Se fue Miguel Grinberg. Recuerdo ahora la revista Mutantia. Es 1980 y yo imito cada gesto de mi hermano Pablo, incluso el de leer esa revista. Las casas de Santa Fe tienen humedad, gruesos muebles de madera, discos de Pink Floyd y plantas salidas de una novela de Asimov.
Ambos tenemos el cabello largo, pero él tiene una sonrisa arrasadora, yo unos dientes equivocados. Él es una máquina de generar amor e inteligencia, yo recién me voy abriendo paso por la vida. Todo eso, que tanto añoro, desapareció con esa innecesaria brutalidad que tiene la vida.

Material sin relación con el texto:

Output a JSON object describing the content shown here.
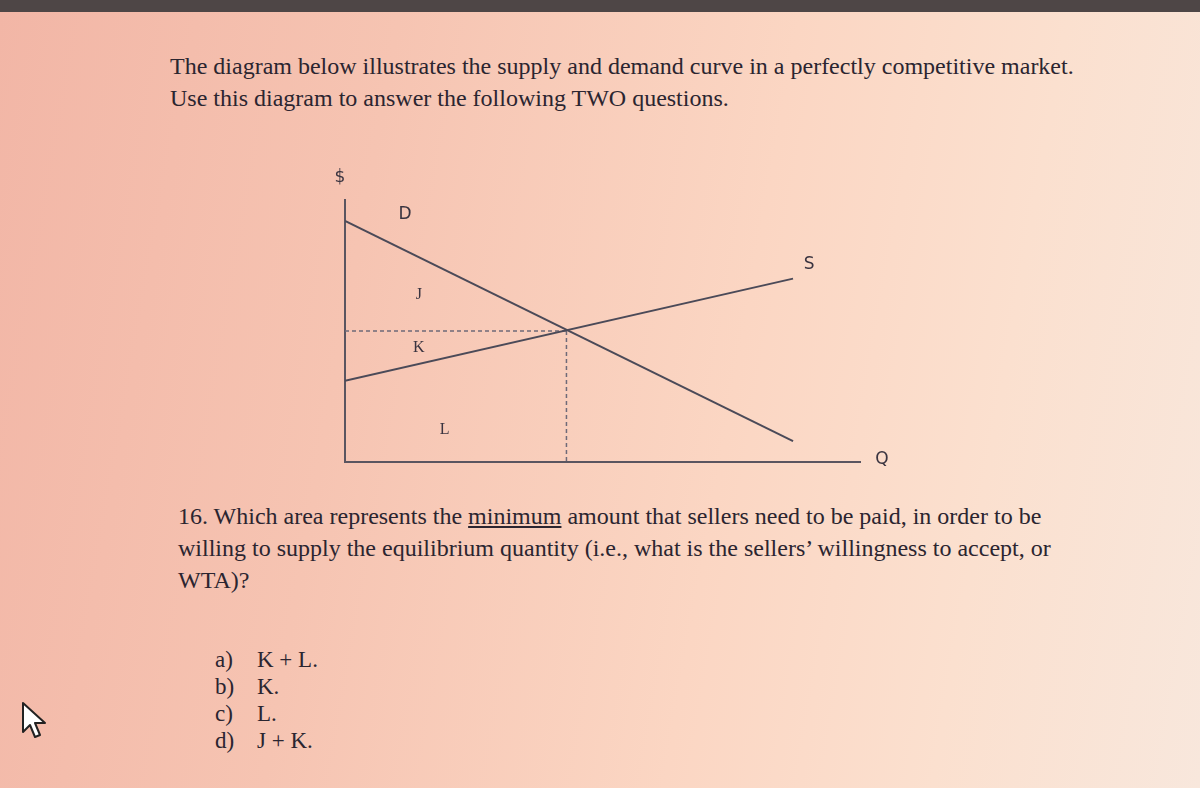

Tiempo después puse el lema de Mutantia (Zona de lucidez implacable) en la pared del mono-ambiente en el que vivía en Rosario, mientras escribía como poseído en una vieja máquina de escribir y me daba cuenta –gracias a un poema de Miguel Hernández- que mi hermano ya no volvería.
En los tempranos 80 (oscuros, bellísimos) los kioscos estaban llenos de revistas así. Había, incluso, tiempo para leerlas. Los ojos de los lectores estaban llenos de futuro. Y las bocas, llenas de certezas. Ahora, no sé. Quizás sea mejor así.